The role of α-adrenergic receptors in mediating beat-by-beat sympathetic vascular transduction in the forearm of resting man

Abstract

Sympathetic vascular transduction is commonly understood to act as a basic relay mechanism, but under basal conditions, competing dilatory signals may interact with and alter the ability of sympathetic activity to decrease vascular conductance. Thus, we determined the extent to which spontaneous bursts of muscle sympathetic nerve activity (MSNA) mediate decreases in forearm vascular conductance (FVC) and the contribution of local α-adrenergic receptor-mediated pathways to the observed FVC responses. In 19 young men, MSNA (microneurography), arterial blood pressure and brachial artery blood flow (duplex Doppler ultrasound) were continuously measured during supine rest. These measures were also recorded in seven men during intra-arterial infusions of normal saline, phentolamine (PHEN) and PHEN with angiotensin II (PHEN+ANG). The latter was used to control for increases in resting blood flow with α-adrenergic blockade. Spike-triggered averaging was used to characterize beat-by-beat changes in FVC for 15 cardiac cycles following each MSNA burst and a peak response was calculated. Following MSNA bursts, FVC initially increased by +3.3 ± 0.3% (P = 0.016) and then robustly decreased to a nadir of -5.8 ± 1.6% (P < 0.001). The magnitude of vasoconstriction appeared graded with the number of consecutive MSNA bursts; while individual burst size only had a mild influence. Neither PHEN nor PHEN+ANG infusions affected the initial rise in FVC, but both infusions significantly attenuated the subsequent decrease in FVC (-2.1 ± 0.7% and -0.7 ± 0.8%, respectively; P < 0.001 vs. normal saline). These findings indicate that spontaneous MSNA bursts evoke robust beat-by-beat decreases in FVC that are exclusively mediated via α-adrenergic receptors.

Figures

Figure 1. Summary data of beat-by-beat percentage changes in forearm vascular conductance following all muscle sympathetic nerve activity bursts (filled circles), non-bursts (filled triangles) and white noise (open squares)

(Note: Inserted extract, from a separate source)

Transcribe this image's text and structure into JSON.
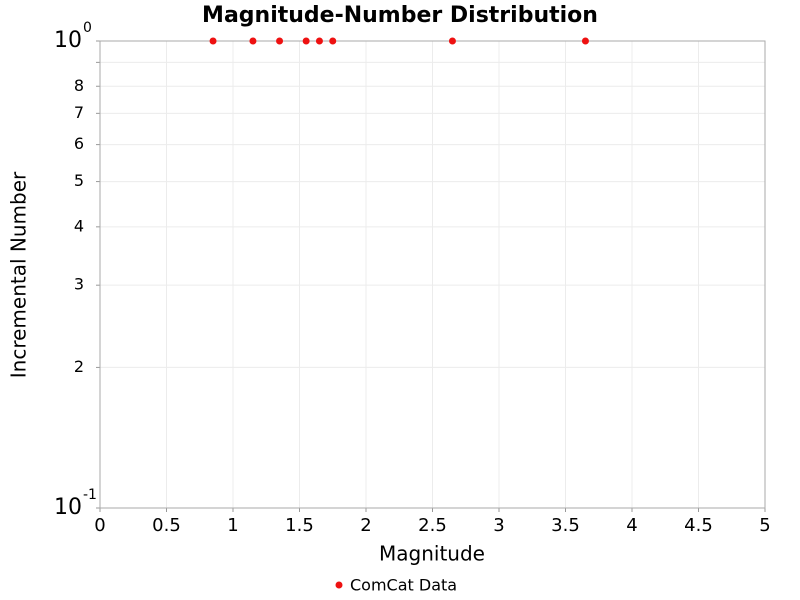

Brackets denote significant difference from percentage changes in white noise. Values are means ±s.e.

Figure 2. Summary data of beat-by-beat percentage changes in forearm vascular conductance (FVC) following variations in spontaneous muscle sympathetic nerve activity (MSNA) burst pattern and size

A, changes in FVC following consecutive MSNA bursts of increasing length (singlet, couplet, triplet and quadruplet). B, changes in FVC following MSNA bursts divided into quartiles of increasing size (Q1–Q4, respectively). White noise changes are provided for reference (open squares). Brackets denote significant difference from percentage changes in white noise. Values are means ±s.e.

Figure 3. Group data showing forearm vascular conductance nadir responses following variations in spontaneous MSNA burst pattern (left side; grey bars) and size (right side; white bars)

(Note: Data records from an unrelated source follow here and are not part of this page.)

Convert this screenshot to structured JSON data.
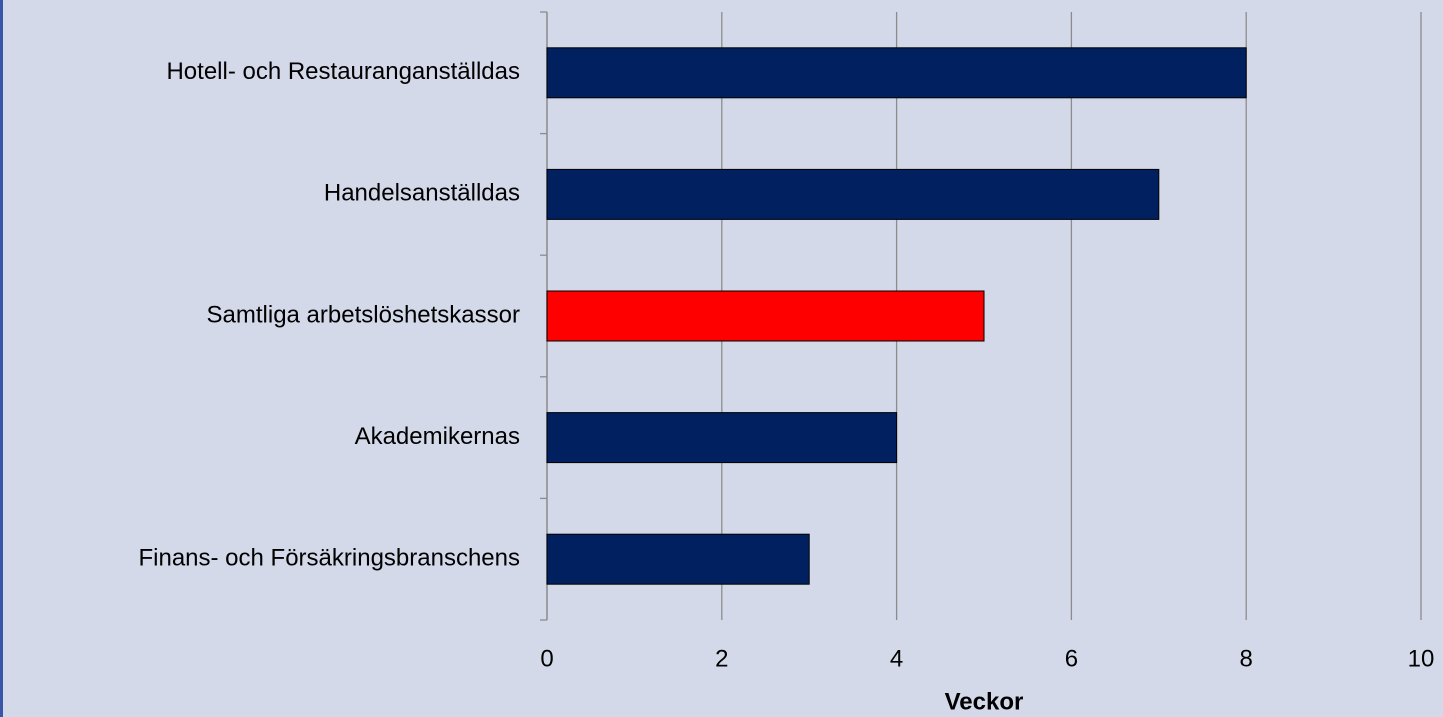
{
  "chart_data": {
    "type": "barh",
    "categories": [
      "Hotell- och Restauranganställdas",
      "Handelsanställdas",
      "Samtliga arbetslöshetskassor",
      "Akademikernas",
      "Finans- och Försäkringsbranschens"
    ],
    "values": [
      8,
      7,
      5,
      4,
      3
    ],
    "colors": [
      "#002060",
      "#002060",
      "#ff0000",
      "#002060",
      "#002060"
    ],
    "xlabel": "Veckor",
    "xlim": [
      0,
      10
    ],
    "xticks": [
      0,
      2,
      4,
      6,
      8,
      10
    ],
    "grid": true
  }
}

*P < 0.05 vs. singlet patterns or Q1 bursts, respectively. Values are means ±s.e. MSNA, muscle sympathetic nerve activity.

Figure 4. Summary data of beat-by-beat percentage changes in MAP (filled circles), cardiac output (open circles) and total vascular conductance (filled triangles) following spontaneous muscle sympathetic nerve activity bursts

Brackets denote significant difference from percentage changes in each variable's respective white noise (not shown). Values are means ±s.e. CO, cardiac output; MAP, mean arterial pressure; TVC, total vascular conductance.

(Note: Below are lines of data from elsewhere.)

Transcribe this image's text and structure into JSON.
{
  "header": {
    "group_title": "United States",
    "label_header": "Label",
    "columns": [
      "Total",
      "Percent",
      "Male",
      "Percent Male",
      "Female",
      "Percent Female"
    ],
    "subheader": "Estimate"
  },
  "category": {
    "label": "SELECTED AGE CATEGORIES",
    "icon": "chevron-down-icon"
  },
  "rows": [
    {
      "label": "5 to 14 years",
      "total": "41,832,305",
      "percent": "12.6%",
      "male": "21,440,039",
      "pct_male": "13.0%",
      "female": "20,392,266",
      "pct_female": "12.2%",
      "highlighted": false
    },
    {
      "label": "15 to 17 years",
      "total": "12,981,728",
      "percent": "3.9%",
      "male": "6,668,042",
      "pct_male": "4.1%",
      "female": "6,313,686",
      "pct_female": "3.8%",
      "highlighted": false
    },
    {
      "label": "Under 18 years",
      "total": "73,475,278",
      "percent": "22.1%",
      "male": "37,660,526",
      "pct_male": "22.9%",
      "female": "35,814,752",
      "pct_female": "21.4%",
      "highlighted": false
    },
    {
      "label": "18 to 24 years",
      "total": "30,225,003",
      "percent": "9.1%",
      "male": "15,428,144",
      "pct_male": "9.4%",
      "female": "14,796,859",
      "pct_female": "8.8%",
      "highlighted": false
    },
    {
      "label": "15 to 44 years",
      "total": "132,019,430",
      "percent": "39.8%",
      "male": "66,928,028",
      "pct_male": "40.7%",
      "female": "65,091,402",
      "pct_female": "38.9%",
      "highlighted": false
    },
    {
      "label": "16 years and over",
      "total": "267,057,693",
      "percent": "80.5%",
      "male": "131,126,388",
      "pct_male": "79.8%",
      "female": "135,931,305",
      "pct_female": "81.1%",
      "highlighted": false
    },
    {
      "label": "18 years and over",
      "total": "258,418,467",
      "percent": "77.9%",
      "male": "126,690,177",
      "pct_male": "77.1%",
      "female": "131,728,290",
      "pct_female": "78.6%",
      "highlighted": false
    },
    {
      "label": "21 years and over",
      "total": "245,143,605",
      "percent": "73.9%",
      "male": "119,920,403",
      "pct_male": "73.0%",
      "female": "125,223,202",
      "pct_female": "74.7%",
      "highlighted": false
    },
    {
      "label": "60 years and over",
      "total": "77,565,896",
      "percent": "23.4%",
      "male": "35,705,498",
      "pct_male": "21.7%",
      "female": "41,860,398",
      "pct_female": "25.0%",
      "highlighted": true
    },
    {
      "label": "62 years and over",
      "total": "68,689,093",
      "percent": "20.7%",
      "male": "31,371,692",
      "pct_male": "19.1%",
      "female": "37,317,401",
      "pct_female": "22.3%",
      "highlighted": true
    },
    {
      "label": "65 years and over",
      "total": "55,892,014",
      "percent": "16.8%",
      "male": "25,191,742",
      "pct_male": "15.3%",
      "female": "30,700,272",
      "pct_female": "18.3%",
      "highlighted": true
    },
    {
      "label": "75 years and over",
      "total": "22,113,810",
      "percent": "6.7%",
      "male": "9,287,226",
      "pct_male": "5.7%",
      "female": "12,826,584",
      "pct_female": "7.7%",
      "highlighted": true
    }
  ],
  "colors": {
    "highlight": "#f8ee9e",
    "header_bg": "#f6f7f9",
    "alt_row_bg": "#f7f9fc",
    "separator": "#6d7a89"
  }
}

Figure 5. Summary data of beat-by-beat percentage changes in forearm vascular conductance following all spontaneous muscle sympathetic nerve activity bursts, non-bursts and white noise during saline infusion (A), and during phentolamine+angiotensin II co-infusion (α-adrenergic blockade; B)

Brackets denote significant differences from percentage changes in white noise. Values are means ±s.e.

Figure 6. Group data during forearm infusions showing forearm vascular conductance peak and nadir responses following variations in burst pattern (left side, grey bars) and size (right side, white bars)

Saline infusion responses are shown as solid bars, and phentolamine+angiotensin II co-infusion responses are shown with hatched bars. *P < 0.05 vs. saline, †P < 0.05 vs. singlet patterns. Values are means ±s.e. MSNA, muscle sympathetic nerve activity.

Figure 7. Group data during forearm infusions showing the regression between MSNA burst clusters and nadir percentage changes in forearm vascular conductance

Filled circles show forearm vascular conductance responses during saline infusion, and open circles show responses during phentolamine+angiotensin II co-infusion (α-adrenergic blockade). Correlations displayed are derived from group means. Values are means ±s.e. MSNA, muscle sympathetic nerve activity.